The nonprofit conservancy spent roughly $1 million this week to save 413 acres of Fisher Peak in northwest Surry County, near where the parkway crosses into Virginia.
The acquisition capped a year during which the Greensboro-based conservancy protected about 1,500 acres in its Piedmont Triad domain that stretches across Guilford and eight other counties.
As the group moves into the new year, the nation’s moribund economy might slow fundraising, but it won’t curtail continuing efforts to preserve the region’s best natural resources, PLC Executive Director Kevin Redding said.
“The interest in protecting land is still high,” Redding said. “In our business, (the tough economy) is not necessarily a bad thing because land prices hold steady or start to become more reasonable.”

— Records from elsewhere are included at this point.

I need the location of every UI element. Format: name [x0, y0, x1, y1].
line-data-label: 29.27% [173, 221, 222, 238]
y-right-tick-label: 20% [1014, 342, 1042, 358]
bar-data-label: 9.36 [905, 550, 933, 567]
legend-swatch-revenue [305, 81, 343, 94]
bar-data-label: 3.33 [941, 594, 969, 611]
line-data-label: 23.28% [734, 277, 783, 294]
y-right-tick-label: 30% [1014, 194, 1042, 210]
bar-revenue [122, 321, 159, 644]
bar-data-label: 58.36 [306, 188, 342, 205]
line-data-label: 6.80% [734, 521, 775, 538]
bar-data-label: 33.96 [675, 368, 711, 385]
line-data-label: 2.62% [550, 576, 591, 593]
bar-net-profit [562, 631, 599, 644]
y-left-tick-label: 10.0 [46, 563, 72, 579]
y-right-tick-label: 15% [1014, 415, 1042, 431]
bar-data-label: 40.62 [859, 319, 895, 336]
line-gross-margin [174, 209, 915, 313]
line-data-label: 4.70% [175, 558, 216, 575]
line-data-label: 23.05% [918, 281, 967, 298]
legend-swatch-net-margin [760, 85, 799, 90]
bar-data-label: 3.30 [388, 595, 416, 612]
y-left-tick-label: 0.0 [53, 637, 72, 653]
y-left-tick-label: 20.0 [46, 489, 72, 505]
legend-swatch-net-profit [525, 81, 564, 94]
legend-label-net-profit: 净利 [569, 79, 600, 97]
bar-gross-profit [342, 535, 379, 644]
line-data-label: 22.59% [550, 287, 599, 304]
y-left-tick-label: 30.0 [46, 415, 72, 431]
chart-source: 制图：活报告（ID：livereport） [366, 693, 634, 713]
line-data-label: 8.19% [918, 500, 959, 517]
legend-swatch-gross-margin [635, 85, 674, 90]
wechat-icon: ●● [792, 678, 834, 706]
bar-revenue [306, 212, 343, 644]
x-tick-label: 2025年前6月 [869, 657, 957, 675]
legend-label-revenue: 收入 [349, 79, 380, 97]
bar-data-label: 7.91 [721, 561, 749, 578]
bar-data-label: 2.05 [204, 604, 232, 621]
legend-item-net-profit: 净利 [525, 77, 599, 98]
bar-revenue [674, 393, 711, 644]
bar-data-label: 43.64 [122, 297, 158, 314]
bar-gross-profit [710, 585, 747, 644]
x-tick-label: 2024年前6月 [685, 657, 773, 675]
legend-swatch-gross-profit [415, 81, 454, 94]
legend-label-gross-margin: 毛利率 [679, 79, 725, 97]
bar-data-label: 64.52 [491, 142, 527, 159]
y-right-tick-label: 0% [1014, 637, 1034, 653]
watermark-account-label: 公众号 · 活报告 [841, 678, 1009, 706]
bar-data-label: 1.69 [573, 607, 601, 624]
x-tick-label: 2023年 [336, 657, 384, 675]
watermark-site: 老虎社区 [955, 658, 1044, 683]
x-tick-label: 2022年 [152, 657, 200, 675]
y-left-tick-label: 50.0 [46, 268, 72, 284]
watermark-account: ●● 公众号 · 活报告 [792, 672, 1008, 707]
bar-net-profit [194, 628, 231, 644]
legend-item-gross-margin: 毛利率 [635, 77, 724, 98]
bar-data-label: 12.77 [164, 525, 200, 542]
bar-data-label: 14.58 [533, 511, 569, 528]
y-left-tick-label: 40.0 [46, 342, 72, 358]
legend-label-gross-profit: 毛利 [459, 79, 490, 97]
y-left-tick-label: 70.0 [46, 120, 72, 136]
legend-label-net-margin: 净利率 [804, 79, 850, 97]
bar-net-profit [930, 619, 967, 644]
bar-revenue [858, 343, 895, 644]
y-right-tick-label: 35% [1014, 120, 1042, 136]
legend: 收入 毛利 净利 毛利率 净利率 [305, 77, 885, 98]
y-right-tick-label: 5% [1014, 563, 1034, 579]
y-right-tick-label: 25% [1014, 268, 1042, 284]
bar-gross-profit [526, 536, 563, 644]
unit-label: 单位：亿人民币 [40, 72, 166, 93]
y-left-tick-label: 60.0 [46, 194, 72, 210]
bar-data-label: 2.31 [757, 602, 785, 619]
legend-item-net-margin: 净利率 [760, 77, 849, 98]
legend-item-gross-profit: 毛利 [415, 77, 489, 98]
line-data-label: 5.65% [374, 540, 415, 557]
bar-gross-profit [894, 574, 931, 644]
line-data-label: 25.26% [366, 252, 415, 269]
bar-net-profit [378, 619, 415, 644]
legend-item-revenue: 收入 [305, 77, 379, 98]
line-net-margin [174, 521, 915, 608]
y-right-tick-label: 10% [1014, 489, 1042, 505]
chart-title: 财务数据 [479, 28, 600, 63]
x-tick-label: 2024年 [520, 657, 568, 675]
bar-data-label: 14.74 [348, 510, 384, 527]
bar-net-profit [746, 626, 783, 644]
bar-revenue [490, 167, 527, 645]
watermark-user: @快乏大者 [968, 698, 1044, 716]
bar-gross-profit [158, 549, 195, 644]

Major projects the group completed in 2008 included conserving a small nature preserve in Rockingham County, two working farms in Alamance County, and land in Randolph County acquired in partnership with the N.C. Zoo.
The conservancy also added to its holdings in Forsyth County by protecting tracts in historic Bethania and along the Little Yadkin River.
Like many conservancy projects, the Fisher Peak land won’t be owned forever by the group. Its goal is to hold property until it can be bought for permanent safeguarding by some other nonprofit or public agency.
The conservancy then uses proceeds from these sales to fuel additional land deals that protect new sites from commercial development.
The land bought this week is part of the larger Fisher Peak Natural Heritage Area, identified by North Carolina government as a natural feature of statewide significance, Redding said.
The conservancy bought a nearby, 350-acre property in the heritage zone in mid-2007.
Redding said that protecting the rest of Fisher Peak is one of PLC’s highest priorities.
The land is important because it includes the headwater of 13 streams that drain into Fisher River, a tributary of the Yadkin River. The largest of the feeder creeks are believed to be home to native brook trout.
The conservancy’s most recent land purchase was made from a Davie County resident, who wishes to remain anonymous, Redding said.